Hayvanları Koruma Kanunu’nda yapılan değişiklikle kabul edilen ve kamuoyunda “Katliam Yasası” olarak bilinen yasa, Meclis’te onaylanıp yürürlüğe gireli yaklaşık altı ay oldu. Bu süre içinde hayvan hakları adına dehşet verici birçok sahneye tanıklık ettik. Bir değil, iki değil… Barınaklarda hayvanların iğnelerle öldürülerek torbalara doldurulduğu, çukurlara gömüldüğü, çöp konteynerine atıldığı, “gore” filmleri aratmayacak derece vahşet görüntülerle karşılaştık. Yasa’nın salık verdiği şiddetten güç alan sadece belediyeler de olmadı. İnsanlar sokaklara zehirli mamalar koyarak toplu hayvan katliamlarına imza attılar.
∗∗∗
Gel zaman git zaman, yasa ile uyumlu olarak hazırlanan yönetmelik de karşımıza çıktı. Geçtiğimiz günlerde 7527 sayılı Hayvanları Koruma Kanunu’na ilişkin uygulama yönetmeliği Resmi Gazete’de yayımlandı. Kanun gibi yönetmeliği de hayvanların yaşam alanları olan sokaklarda yaşatılması veya geçici kalmaları gereken barınaklarda korunması yerine onların sistematik biçimde barınaklara hapsedilerek ölüme terk edilmesinin taşlarını döşüyor. Dahası, yönetmeliğe göre hayvan sahiplerinin “634 sayılı Kat Mülkiyeti Kanunu hükümleri doğrultusunda hayvan sahiplenmeleri öngörüldü” ve böylece apartman yönetiminden izin alamayan, dairesinde evcil hayvan besleyemeyecek. Tek başına bu madde dahi hayvanları yaşatmanın güçleştirilmesi anlamına geliyor.
∗∗∗
Bu sebeple de toplumun geniş kesimlerinden tepkilerle karşılandı. İstanbul Barosu Hayvan Hakları Merkezi, yaptığı açıklamada bu düzenlemenin uluslararası sözleşmelere ve hukuka aykırı olduğunu vurgularken, asıl amacın “hayvanları korumak değil veya toplum güvenliğini sağlamak değil, hayvanlara ve hayvanseverlere yönelik nefreti güçlendirmek” olduğunu belirtti. Baro, yönetmeliğin iptali için hukuki süreç başlatacaklarını ve bu düzenlemeye karşı mücadeleye devam edeceklerini duyurdu.

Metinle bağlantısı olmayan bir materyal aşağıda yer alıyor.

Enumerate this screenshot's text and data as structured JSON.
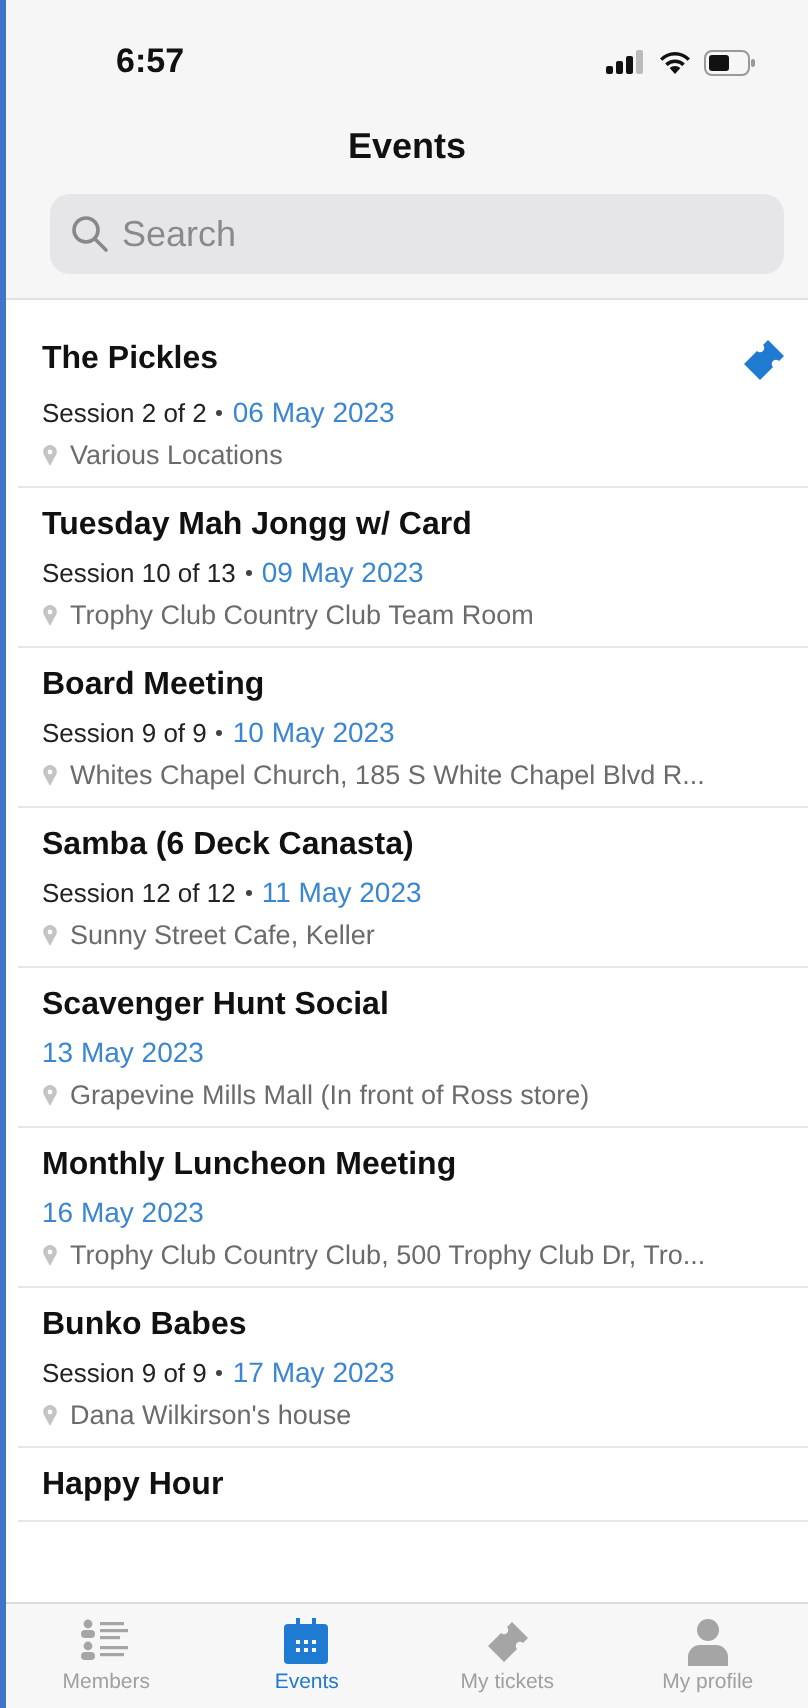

Eş zamanlı olarak Mamak Belediyesi Sokak Hayvanları Rehabilitasyon Merkezi’nde ortaya çıkan görüntüler; kapalı bölmelerde hayvan cesetlerinin bulunması, açlıktan birbirine saldıran köpekler yönetmeliğin hayata geçirmeyi hedeflediği felaketin bir örneğini açıkça ortaya koyarken hayvan hakları savunucuları, yönetmeliğin iptali için sokakları bir kez daha yaşam hakkı mücadelesinin sesiyle doldurdu.
Zaten hayvanların yaşam hakkını savunanlar, aylardır meydanlardan, sokaklardan, barınaklardan çekilmedi. Türkiye’nin dört bir yanında mitingler düzenlendi, protestolar yapıldı. Toplumsal muhalefetin Yasa’nın ilk çıktığı günlerdeki kadar görünür ve bir arada olmamasına aldanmayın, herkes mahallelerde, barınaklarda, her nerede yaşam mücadelesi veren hayvan varsa yanı başında mücadeleye, örgütlenmeye devam ediyor. Hayvan hakları savunucularının artan tehditlere ve şiddete rağmen yaşatma mücadelesinden vazgeçmeyeceği çok açık.